This is when you do a retrospective study, select cohorts according to exposure, but measure outcomes — usually death, or hospitalization, or something else bad — in a way that guarantees one or more of the cohorts have a period of time when that outcome couldn’t have happened. That’s how you get “immortal”, or “guaranteed” time.
Three classic examples: Courtesy of Bing.
- A study that evaluated the hypothesis that menopause occurring before age 40 years is associated with the development of cardiovascular disease (CVD). The study counted women who had premature menopause as exposed to CVD risk from their date of birth, ignoring the fact that they could not have developed CVD before menopause.
- A study that assessed the effect of statins on diabetes progression and insulin use. The study classified patients as statin users based on their first prescription after hospital discharge, but included the time between discharge and prescription as exposed time, even though they were not taking statins during that period.
- A study that examined the association between beta-blocker use and mortality in patients with heart failure. The study defined beta-blocker exposure based on pharmacy claims after hospitalization, but did not account for the time lag between hospital discharge and drug initiation, which could have biased the results in favor of beta-blockers.

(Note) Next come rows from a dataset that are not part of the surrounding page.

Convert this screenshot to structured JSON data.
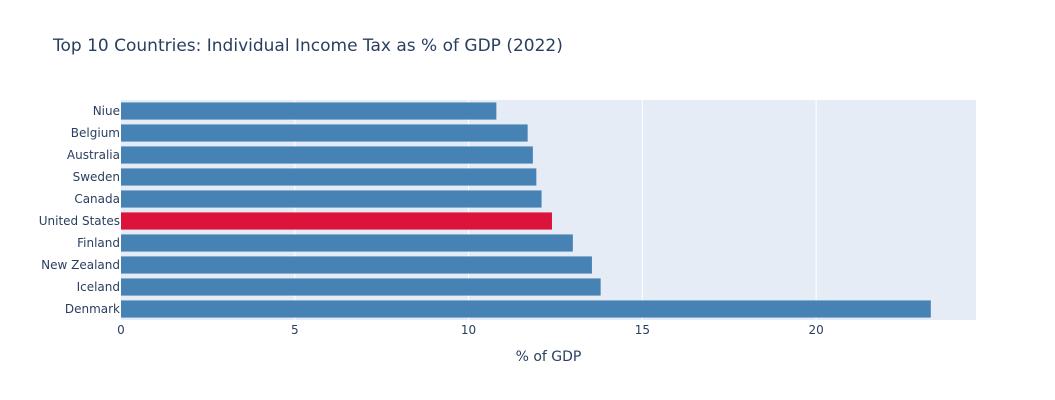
{
  "chart_data": {
    "type": "bar",
    "orientation": "horizontal",
    "title": "Top 10 Countries: Individual Income Tax as % of GDP (2022)",
    "xlabel": "% of GDP",
    "ylabel": "",
    "categories": [
      "Niue",
      "Belgium",
      "Australia",
      "Sweden",
      "Canada",
      "United States",
      "Finland",
      "New Zealand",
      "Iceland",
      "Denmark"
    ],
    "values": [
      10.8,
      11.7,
      11.85,
      11.95,
      12.1,
      12.4,
      13.0,
      13.55,
      13.8,
      23.3
    ],
    "highlight": "United States",
    "xlim": [
      0,
      24.6
    ],
    "xticks": [
      0,
      5,
      10,
      15,
      20
    ],
    "colors": {
      "bar": "#4682b4",
      "highlight": "#dc143c",
      "plot_bg": "#e5ecf6",
      "grid": "#ffffff",
      "text": "#2a3f5f"
    }
  }
}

To these three classics we can now add two more, one highly publicized, the other less so, both surprising considering the journals and the supposed peer review they must have gone through:
- A study that compared hospitalization rates of those who had a positive SARS-CoV-2 test and did not take the Covid-19 drug Paxlovid to those who took Paxlovid regardless of test status. The study counted the day of the positive test as “Day 0” for the untreated cohort; however, for patients who started taking Paxlovid and did not have records of a positive test “Day 0” was one day before treatment start. See this Twitter thread for relevant excerpts and a more detailed explanation. As the study excluded patients who were already hospitalized when they started Paxlovid, but included untreated patients who had a positive test and were hospitalized on the same day, this guaranteed 1 day of “immortal time” for the Paxlovid cohort.
- A study that used “real world data” to compare standard blood thinners to a procedure called left atrial appendage occlusion (LAAO) for prevention of death and stroke in patients with atrial fibrillation. However, patients who underwent LAAO had to live long enough with atrial fibrillation without getting a stroke to “graduate into” the procedure. Not only is immortal time here so glaring, the study is eerily similar to the original heart transplantation study in which this bias was first identified.
Cardiologist John Mandrola explains in depth why the LAAO paper, and the way it was spun, is particularly egregious.
Note that this is only a problem in retrospective — or, how they now like to be rebranded, “real-world” — studies. As the most recent cases show, these are not only worthless for informing anyone’s real-world decision, but also contribute to the noise, the chaos, and the general fear-uncertainty-doubt of medicine. A voluntary moratorium would not be out of line.